Le procès des huit s'ouvre le 21 juin 1886 à la cour criminelle de Cooke County. On ne peut et on ne pourra prouver qu'aucun d'entre eux ait lancé la bombe, ait eu des relations avec le responsable de cet acte ou l'ait même approuvé. D'emblée, une évidence s'impose pour tous: ce procès est moins celui de ces hommes-là que celui du mouvement ouvrier en général et de l'anarchisme en particulier. La sélection du jury tourne à la farce et finit par réunir des gens qui ont en commun leur haine des anarchistes. Y siège même un parent du policier tué. Le juge Gary ne s'y est pas plus trompé que le procureur Julius Grinnel qui déclare, dans ses instructions au jury: " Il n'y a qu'un pas de la République à l'anarchie. C'est la loi qui subit ici son procès en même temps que l'anarchisme. Ces huit hommes ont été choisis parce qu'ils sont des meneurs. Ils ne sont pas plus coupables que les milliers de personnes qui les suivent. Messieurs du jury: condamnez ces hommes, faites d'eux un exemple, faites-les pendre et vous sauverez nos institutions et notre société. C'est vous qui déciderez si nous allons faire ce pas vers l'anarchie, ou non."

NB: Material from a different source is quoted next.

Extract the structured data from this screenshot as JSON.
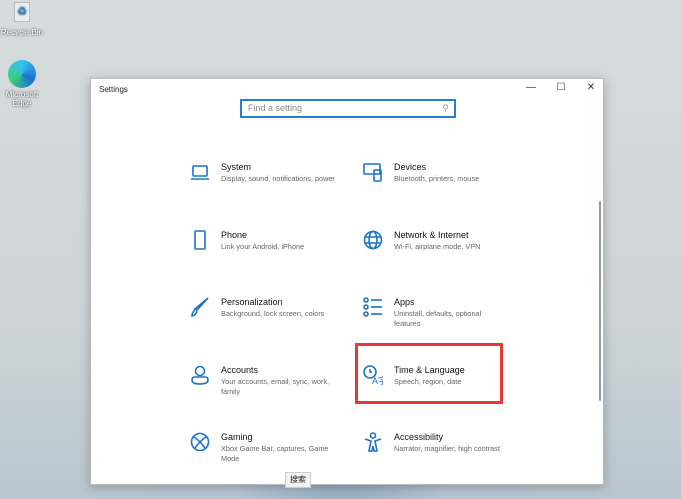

Le 19 août, tous sont condamnés à mort, à l'exception d'Oscar Neebe qui écope de quinze ans de prison. Le procès a été à ce point ubuesque qu'un vaste mouvement de protestation internationale se déclenche. Il réussit à faire commuer en prison à vie les condamnations à mort de Schwab et Fielden. Lingg, pour sa part, se pend dans sa cellule. Le 11 novembre 1887 Parsons, Engel, Spies et Fischer sont pendus. Ce sont eux que l'histoire évoque en parlant des martyrs du Haymarket. Plus de un demi-million de personnes se pressent à leurs funérailles. C'est pour ne pas oublier cette histoire qu'il sera convenu de faire du premier mai un jour de commémoration. Neebe, Schwab et Fielden seront libérés officiellement le 26 juin 1893, leur innocence étant reconnue ainsi que le fait qu'ils ont été les victimes d'une campagne d'hystérie et d'un procès biaisé et partial. Ce qui reste clair cependant, ce sont les intentions de ceux qui condamnèrent les martyrs de Chicago: briser le mouvement ouvrier et tuer le mouvement anarchiste aux États-Unis. Le jour même où avait été annoncée la condamnation à mort des quatre anarchistes, on avait communiqué aux ouvriers des abattoirs de Chicago qu'à partir du lundi suivant, ils devraient à nouveau travailler dix heures par jour.
Reste une question irrésolue jusqu'à ce jour: qui a lancé cette bombe? De nombreuses hypothèses ont été avancées, à commencer par celle accusant un policier travaillant pour Bonfield..
Extrait de : BAILLARGEON, Normand, L'ordre moins le pouvoir, Agone et Lux. Nombreuses rééditions.